Thank you for your help! Sorry for the late reply. I was busy with work.

I tried to work it out,

= [sin⁡(x³+x²-x)/[x(x²+x -1)] * (x²+x -1) + sin⁡(x)/x

= [sin⁡(x³+x²-x)/(x³+x²-x)] * (x²+x -1) + sin⁡(x)/x

Now consider limit (x→0) and limit [(x³+x²-x)→0]

= 1 * (0²+0 -1) + 1

= 0

See the corrections made above in red.

 

[Deleted member 4993]

Hi,

I need some help in solving this question,

Find lim(x→0) ⁡(sin⁡(x³+x²-x)+sin⁡x)/x without using derivative given that lim(u→0) sinu/u = 1

I would like to ask, if i apply L'Hopital's rule, does it means I'm using derivative?

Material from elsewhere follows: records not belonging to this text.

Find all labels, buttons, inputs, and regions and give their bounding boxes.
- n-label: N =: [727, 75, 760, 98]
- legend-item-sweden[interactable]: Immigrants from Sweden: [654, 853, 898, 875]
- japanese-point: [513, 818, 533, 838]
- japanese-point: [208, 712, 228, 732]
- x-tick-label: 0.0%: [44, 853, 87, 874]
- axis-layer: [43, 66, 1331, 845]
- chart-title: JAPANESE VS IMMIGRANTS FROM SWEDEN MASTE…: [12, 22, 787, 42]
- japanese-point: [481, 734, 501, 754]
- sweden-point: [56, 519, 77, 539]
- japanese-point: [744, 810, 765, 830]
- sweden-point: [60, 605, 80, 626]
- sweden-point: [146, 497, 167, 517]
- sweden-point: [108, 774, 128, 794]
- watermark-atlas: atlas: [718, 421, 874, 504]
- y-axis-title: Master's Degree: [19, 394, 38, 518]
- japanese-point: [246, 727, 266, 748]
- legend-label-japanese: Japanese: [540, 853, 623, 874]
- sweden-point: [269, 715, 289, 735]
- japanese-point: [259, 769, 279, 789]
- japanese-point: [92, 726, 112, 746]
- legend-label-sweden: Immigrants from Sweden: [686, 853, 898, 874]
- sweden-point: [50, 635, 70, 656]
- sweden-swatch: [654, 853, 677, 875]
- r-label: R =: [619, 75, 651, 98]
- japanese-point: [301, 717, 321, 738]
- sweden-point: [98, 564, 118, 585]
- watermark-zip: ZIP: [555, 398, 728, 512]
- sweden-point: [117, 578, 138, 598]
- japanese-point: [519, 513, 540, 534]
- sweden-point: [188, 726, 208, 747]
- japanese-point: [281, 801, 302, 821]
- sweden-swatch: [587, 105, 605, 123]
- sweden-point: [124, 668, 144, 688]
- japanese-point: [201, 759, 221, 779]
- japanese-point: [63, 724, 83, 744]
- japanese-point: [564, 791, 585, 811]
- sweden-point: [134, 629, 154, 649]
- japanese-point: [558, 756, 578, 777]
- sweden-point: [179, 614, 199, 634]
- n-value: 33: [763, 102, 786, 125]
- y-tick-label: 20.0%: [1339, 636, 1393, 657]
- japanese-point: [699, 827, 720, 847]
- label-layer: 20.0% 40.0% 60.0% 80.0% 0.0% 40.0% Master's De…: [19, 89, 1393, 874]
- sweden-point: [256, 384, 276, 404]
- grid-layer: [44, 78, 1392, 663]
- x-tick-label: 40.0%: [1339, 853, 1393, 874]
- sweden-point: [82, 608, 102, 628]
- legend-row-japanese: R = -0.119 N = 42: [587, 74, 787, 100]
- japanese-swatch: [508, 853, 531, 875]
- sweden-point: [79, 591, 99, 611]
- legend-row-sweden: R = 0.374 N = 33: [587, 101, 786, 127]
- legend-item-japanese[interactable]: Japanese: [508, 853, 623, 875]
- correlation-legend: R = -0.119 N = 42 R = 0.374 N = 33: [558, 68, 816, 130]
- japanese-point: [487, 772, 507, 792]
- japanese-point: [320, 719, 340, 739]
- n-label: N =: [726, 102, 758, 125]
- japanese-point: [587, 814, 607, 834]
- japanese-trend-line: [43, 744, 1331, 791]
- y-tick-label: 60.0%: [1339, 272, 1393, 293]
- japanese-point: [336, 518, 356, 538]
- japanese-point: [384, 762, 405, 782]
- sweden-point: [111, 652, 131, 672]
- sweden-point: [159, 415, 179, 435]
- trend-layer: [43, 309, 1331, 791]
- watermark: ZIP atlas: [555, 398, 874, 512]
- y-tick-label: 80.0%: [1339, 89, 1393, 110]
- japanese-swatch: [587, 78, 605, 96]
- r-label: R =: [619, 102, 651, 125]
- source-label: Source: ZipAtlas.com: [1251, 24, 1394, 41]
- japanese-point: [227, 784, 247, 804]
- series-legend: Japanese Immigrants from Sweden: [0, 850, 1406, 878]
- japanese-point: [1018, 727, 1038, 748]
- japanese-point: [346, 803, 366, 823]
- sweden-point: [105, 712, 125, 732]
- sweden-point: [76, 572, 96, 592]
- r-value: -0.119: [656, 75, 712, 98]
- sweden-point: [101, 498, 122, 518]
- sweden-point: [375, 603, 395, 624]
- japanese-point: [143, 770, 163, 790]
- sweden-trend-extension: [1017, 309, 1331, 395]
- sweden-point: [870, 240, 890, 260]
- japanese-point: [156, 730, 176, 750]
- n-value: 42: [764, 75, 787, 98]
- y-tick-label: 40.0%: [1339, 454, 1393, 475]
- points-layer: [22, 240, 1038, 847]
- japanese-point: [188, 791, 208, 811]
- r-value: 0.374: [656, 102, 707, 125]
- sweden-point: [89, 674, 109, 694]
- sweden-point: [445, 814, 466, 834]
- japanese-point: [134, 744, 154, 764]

While using L'Hopital's rule - you have to use derivative.

So for this (restricted) problem you CANNOT use L'Hopital's rule.

However, you can check your answer using L'Hopital's rule.

 

[pka]

Find lim(x→0) ⁡(sin⁡(x³+x²-x)+sin⁡x)/x without using derivative given that lim(u→0) sinu/u = 1

This is one of the easiest questions I seen posted here. It is just simple algebra.
\(\displaystyle \displaystyle{{\lim _{x \to 0}}\frac{{\sin \left( {{x^3} + {x^2} - x} \right)}}{x} = {\lim _{x \to 0}}\frac{{\sin \left( {{x^3} + {x^2} - x} \right)}}{{{x^3} + {x^2} - x}}\frac{{{x^3} + {x^2} - x}}{x}\\ = {\lim _{x \to 0}}\frac{{\sin \left( {{x^3} + {x^2} - x} \right)}}{{{x^3} + {x^2} - x}}\left( {{x^2} + x - 1} \right) \to \left( 1 \right)\left( { - 1} \right) = - 1}\)

 

[SAQLAIN AHMAD]

See the corrections made above in red.

Ya now this is perfectly fine

 

[iremos]

I'm sorry that my question was a bit silly. I have not been studying for almost 8 years and I'm trying to get my degree now, please bear with me . this question is one of the past admission exam questions.

Thank you all for your help! appreciate it a lot.